Broadband challenger Cuckoo internet argues that taxing broadband like a luxury item is regressive and wrong.
Its analysis shows that there is a clear North-South divide when it comes to broadband.
The North West, North East, Yorkshire and the Humber, East Midlands, West Midlands regions all spend more than the national average on broadband as a percentage of household income.
Households in Wales, Scotland and Northern Ireland also spend above the UK average.
Alexander Fitzgerald, Founder and CEO of Cuckoo Internet, said: “The internet is essential – not a luxury – so it’s unjust that it should be taxed like one.
More than a quarter of low income families in the UK don’t have access to broadband. Cuckoo is calling on the Government to reduce the tax households pay by cutting VAT on broadband.
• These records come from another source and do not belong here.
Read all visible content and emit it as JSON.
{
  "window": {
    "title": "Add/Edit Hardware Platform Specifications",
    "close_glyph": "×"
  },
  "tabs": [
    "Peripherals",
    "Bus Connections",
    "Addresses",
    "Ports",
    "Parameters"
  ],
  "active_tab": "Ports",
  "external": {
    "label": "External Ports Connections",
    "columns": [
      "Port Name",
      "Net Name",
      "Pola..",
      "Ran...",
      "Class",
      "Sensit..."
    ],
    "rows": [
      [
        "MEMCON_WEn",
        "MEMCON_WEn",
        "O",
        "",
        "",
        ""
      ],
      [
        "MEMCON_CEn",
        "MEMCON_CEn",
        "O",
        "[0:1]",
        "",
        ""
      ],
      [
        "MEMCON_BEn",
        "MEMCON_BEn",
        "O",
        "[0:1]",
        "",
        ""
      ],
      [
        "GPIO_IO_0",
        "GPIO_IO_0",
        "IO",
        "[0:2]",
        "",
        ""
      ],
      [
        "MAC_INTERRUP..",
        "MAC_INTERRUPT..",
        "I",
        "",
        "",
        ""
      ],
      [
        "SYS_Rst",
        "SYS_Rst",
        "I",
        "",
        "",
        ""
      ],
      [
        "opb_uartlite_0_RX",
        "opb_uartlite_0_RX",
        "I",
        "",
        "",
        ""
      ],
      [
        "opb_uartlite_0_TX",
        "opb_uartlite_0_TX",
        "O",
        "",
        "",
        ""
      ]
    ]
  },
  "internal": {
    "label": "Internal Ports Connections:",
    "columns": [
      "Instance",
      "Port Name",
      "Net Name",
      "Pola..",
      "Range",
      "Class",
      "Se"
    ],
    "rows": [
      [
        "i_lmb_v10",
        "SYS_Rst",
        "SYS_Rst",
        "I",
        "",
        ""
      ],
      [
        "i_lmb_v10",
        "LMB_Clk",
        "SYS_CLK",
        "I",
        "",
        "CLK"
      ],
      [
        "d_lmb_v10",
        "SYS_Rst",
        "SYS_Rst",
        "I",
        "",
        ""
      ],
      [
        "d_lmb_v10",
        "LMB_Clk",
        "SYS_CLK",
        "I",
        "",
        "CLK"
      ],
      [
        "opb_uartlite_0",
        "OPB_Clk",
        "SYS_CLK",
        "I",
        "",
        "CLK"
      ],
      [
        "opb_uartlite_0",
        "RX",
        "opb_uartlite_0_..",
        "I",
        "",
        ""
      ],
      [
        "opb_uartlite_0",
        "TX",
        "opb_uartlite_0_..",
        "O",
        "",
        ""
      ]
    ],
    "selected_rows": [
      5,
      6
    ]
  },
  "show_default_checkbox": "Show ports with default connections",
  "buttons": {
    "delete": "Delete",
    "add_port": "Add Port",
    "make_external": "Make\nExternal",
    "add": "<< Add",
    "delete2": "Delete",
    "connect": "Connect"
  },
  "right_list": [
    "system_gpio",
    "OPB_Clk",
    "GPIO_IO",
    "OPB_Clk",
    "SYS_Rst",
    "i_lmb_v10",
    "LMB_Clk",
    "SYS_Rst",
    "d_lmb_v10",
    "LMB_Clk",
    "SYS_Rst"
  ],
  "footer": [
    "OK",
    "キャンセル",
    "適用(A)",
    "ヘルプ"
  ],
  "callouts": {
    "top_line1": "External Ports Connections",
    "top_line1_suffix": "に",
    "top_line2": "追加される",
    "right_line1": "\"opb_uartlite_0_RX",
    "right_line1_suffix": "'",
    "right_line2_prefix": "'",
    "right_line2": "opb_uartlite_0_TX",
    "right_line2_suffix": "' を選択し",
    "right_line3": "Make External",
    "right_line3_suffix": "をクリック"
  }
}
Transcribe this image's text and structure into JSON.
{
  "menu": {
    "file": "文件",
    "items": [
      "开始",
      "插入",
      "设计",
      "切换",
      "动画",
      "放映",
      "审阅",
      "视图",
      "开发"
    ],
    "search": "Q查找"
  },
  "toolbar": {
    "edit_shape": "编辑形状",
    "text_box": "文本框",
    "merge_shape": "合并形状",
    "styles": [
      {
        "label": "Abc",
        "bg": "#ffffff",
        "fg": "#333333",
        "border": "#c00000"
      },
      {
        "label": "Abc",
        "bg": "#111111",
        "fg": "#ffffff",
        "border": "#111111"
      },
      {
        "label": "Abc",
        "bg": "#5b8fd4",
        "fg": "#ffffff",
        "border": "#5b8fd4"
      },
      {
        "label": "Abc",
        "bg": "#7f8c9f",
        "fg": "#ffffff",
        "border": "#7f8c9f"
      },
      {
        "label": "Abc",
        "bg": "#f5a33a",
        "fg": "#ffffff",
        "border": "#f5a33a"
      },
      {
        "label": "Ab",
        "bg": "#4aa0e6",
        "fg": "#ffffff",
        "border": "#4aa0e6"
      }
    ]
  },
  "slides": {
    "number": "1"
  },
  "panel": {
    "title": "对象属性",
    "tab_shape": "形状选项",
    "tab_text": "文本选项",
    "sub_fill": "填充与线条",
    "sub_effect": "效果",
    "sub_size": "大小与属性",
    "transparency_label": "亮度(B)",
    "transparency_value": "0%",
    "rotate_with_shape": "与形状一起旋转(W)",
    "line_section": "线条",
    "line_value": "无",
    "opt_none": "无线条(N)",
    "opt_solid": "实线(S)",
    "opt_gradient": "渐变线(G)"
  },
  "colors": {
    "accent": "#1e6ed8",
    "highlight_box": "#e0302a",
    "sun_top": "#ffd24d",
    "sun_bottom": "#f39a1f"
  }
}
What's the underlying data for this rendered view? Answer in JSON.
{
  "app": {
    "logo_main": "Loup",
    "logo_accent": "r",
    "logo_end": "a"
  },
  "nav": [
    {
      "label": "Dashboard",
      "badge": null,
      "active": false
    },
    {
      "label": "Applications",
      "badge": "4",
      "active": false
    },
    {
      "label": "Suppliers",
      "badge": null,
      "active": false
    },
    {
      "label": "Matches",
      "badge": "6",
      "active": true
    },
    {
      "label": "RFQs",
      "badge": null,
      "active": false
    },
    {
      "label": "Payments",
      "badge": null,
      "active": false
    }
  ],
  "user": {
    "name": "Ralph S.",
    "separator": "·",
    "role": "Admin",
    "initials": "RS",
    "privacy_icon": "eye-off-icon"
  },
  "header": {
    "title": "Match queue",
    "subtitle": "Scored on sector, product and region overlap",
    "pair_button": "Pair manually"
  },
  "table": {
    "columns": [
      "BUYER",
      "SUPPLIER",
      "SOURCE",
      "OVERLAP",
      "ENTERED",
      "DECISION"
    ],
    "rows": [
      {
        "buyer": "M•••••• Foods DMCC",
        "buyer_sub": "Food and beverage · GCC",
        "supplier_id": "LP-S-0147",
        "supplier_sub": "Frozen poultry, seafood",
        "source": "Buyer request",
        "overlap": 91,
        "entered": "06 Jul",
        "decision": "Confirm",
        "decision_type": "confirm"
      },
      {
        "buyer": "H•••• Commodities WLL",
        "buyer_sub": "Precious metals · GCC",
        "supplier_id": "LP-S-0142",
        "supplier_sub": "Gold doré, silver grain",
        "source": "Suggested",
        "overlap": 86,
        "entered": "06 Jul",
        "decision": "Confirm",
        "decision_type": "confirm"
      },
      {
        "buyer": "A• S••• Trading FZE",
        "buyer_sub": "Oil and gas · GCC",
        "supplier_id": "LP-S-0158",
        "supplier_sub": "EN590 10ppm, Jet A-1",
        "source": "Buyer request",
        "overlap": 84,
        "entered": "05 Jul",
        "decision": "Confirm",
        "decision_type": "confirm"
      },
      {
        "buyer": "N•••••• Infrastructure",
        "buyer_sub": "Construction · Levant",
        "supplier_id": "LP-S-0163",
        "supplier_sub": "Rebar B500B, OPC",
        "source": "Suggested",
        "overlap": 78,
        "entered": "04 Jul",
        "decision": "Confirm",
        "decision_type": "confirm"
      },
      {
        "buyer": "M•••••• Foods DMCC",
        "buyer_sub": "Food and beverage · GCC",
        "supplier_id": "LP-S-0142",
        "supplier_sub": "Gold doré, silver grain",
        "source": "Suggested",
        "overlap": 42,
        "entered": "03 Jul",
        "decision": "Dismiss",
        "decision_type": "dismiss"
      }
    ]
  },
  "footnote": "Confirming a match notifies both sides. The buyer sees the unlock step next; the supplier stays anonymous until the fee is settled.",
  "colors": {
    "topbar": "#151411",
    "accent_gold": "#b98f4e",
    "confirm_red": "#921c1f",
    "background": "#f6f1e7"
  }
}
We’re on a mission to make broadband simple, for good.”
Studies show that an estimated one million children and their families did not have access to online connectivity during the coronavirus lockdown.
Education charity Teach First surveyed teachers working in the UK’s most disadvantaged schools, with only two per cent confident that their pupils had adequate access to online learning.
Research by Oak National Academy, the Department for Education-backed online school has revealed that a significant number of pupils in the UK don’t have the necessary access to the internet or devices to engage with Oak.
On average, 220,000 people benefitted from Oak everyday during the pandemic, but many missed out on months of learning, with 25 per cent of teachers telling Oak that their pupils didn’t have internet access at home.
Educational materials such as books, magazines, newspapers and, most recently, digital versions of publications, have a zero-rated VAT level.